Description The Linux kernel's regression tracker (Thorsten Leemhuis) 2017-03-17 18:59:31 UTC
Saw random crashes during boot every few boot attempts when running Linux 4.11-rc/mainline in a Fedora 26 guest under a CentOS7 host (CPU: Intel(R) Pentium(R) CPU G3220) using KVM. Sometimes when the guest actually booted the network did not work. To get some impressions of the crashes I got see this gallery: https://plus.google.com/+ThorstenLeemhuis/posts/FjyyGjNtrrG

Long story short: Did a bisection and found that https://git.kernel.org/pub/scm/linux/kernel/git/torvalds/linux.git/commit/?id=07ec51480b5e ("virtio_pci: use shared interrupts for virtqueues") is the first bad commmit. I tried to reverting it on mainline as of today but failed due to reject I could not solve quickly. FWIW: I yesterday reverted the whole vhost merge from the merge window on top of yesterdays mainline and that fixed the issue.

Any idea what might be wrong? Do you need more details from my side to fix this?
Comment 1 Adam Williamson 2017-03-21 23:22:22 UTC
There seems to be a general pattern of people getting a GPF during early boot, and a boot failure, in testing Fedora 26 images at present, though the tracebacks they get seem to vary quite a lot. I'm not sure if these are all the same case as this bug, but they may be.

One case is reported by Richard Jones here:

https://bugzilla.redhat.com/show_bug.cgi?id=1430297

that one seems to be at least somewhat reproducible, by running:

LIBGUESTFS_BACKEND=direct libguestfs-test-tool

from an F26 host. I've seen similar things happen in VMs I've run here just for testing, sometimes. And now we have a bunch of people doing some F26 tests 'live' at present, and apparently some of them are running into the same general problem.
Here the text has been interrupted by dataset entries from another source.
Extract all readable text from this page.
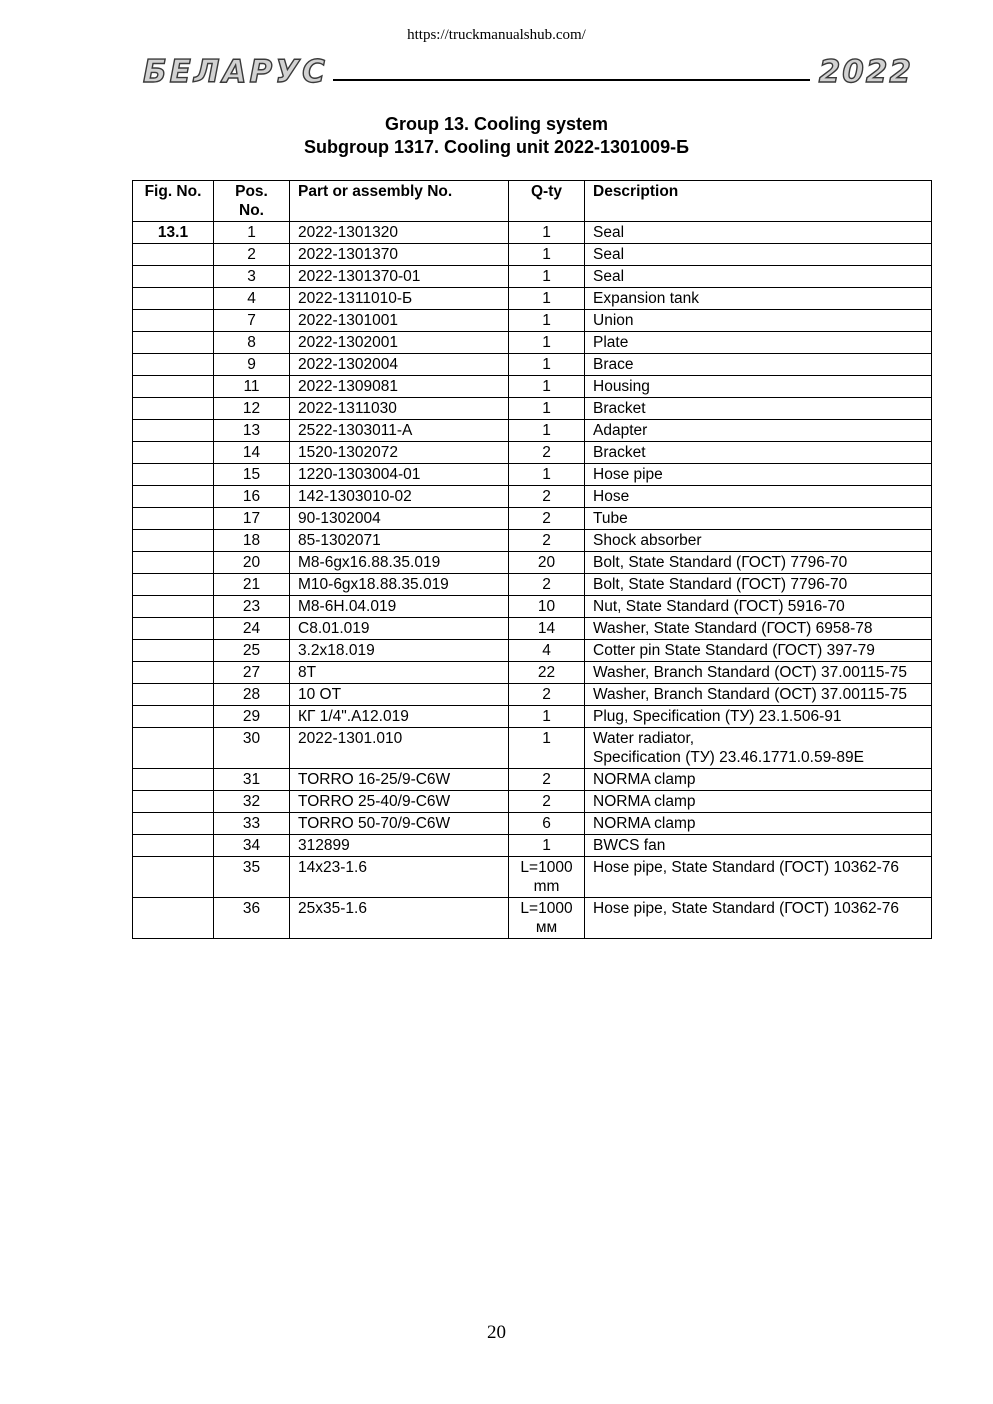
https://truckmanualshub.com/
БЕЛАРУС	2022
Group 13. Cooling system
Subgroup 1317. Cooling unit 2022-1301009-Б
Fig. No.	Pos. No.	Part or assembly No.	Q-ty	Description
13.1	1	2022-1301320	1	Seal
	2	2022-1301370	1	Seal
	3	2022-1301370-01	1	Seal
	4	2022-1311010-Б	1	Expansion tank
	7	2022-1301001	1	Union
	8	2022-1302001	1	Plate
	9	2022-1302004	1	Brace
	11	2022-1309081	1	Housing
	12	2022-1311030	1	Bracket
	13	2522-1303011-А	1	Adapter
	14	1520-1302072	2	Bracket
	15	1220-1303004-01	1	Hose pipe
	16	142-1303010-02	2	Hose
	17	90-1302004	2	Tube
	18	85-1302071	2	Shock absorber
	20	М8-6gх16.88.35.019	20	Bolt, State Standard (ГОСТ) 7796-70
	21	М10-6gх18.88.35.019	2	Bolt, State Standard (ГОСТ) 7796-70
	23	М8-6Н.04.019	10	Nut, State Standard (ГОСТ) 5916-70
	24	С8.01.019	14	Washer, State Standard (ГОСТ) 6958-78
	25	3.2х18.019	4	Cotter pin State Standard (ГОСТ) 397-79
	27	8Т	22	Washer, Branch Standard (ОСТ) 37.00115-75
	28	10 ОТ	2	Washer, Branch Standard (ОСТ) 37.00115-75
	29	КГ 1/4".А12.019	1	Plug, Specification (ТУ) 23.1.506-91
	30	2022-1301.010	1	Water radiator,
Specification (ТУ) 23.46.1771.0.59-89Е
	31	TORRO 16-25/9-C6W	2	NORMA clamp
	32	TORRO 25-40/9-C6W	2	NORMA clamp
	33	TORRO 50-70/9-C6W	6	NORMA clamp
	34	312899	1	BWCS fan
	35	14х23-1.6	L=1000 mm	Hose pipe, State Standard (ГОСТ) 10362-76
	36	25х35-1.6	L=1000 мм	Hose pipe, State Standard (ГОСТ) 10362-76
20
I *think* so far all the cases we know of involve VMs - I don't believe we've had any cases on bare metal yet. I'll update if we do see any.
Comment 2 Richard W.M. Jones 2017-03-22 21:17:41 UTC
Created attachment 255439 [details]
bisect.sh

I bisected this to the following commit:

07ec51480b5eb1233f8c1b0f5d7a7c8d1247c507 is the first bad commit
commit 07ec51480b5eb1233f8c1b0f5d7a7c8d1247c507
Author: Christoph Hellwig <hch@lst.de>
Date:   Sun Feb 5 18:15:19 2017 +0100

    virtio_pci: use shared interrupts for virtqueues
    
    This lets IRQ layer handle dispatching IRQs to separate handlers for the
    case where we don't have per-VQ MSI-X vectors, and allows us to greatly
    simplify the code based on the assumption that we always have interrupt
    vector 0 (legacy INTx or config interrupt for MSI-X) available, and
    any other interrupt is request/freed throught the VQ, even if the
    actual interrupt line might be shared in some cases.
    
    This allows removing a great deal of variables keeping track of the
    interrupt state in struct virtio_pci_device, as we can now simply walk the
    list of VQs and deal with per-VQ interrupt handlers there, and only treat
    vector 0 special.
    
    Additionally clean up the VQ allocation code to properly unwind on error
    instead of having a single global cleanup label, which is error prone,
    and in this case also leads to more code.
    
    Signed-off-by: Christoph Hellwig <hch@lst.de>
    Signed-off-by: Michael S. Tsirkin <mst@redhat.com>

:040000 040000 79a8267ffb73f9d244267c5f68365305bddd4696 8832a160b978710bbd24ba6966f462b3faa27fcc M	drivers

This is the very same commit already pointed to in the description
of this bug.

I'm also attaching the bisection script that I used, partly so
I remember what I did if I come back to this in future, but also
because it might be of interest to others.
Comment 3 Adam Williamson 2017-03-23 21:13:14 UTC
It sounds like https://lkml.org/lkml/2017/3/23/38 is the fix for this, and is now queued up for pushing. Status should probably be updated?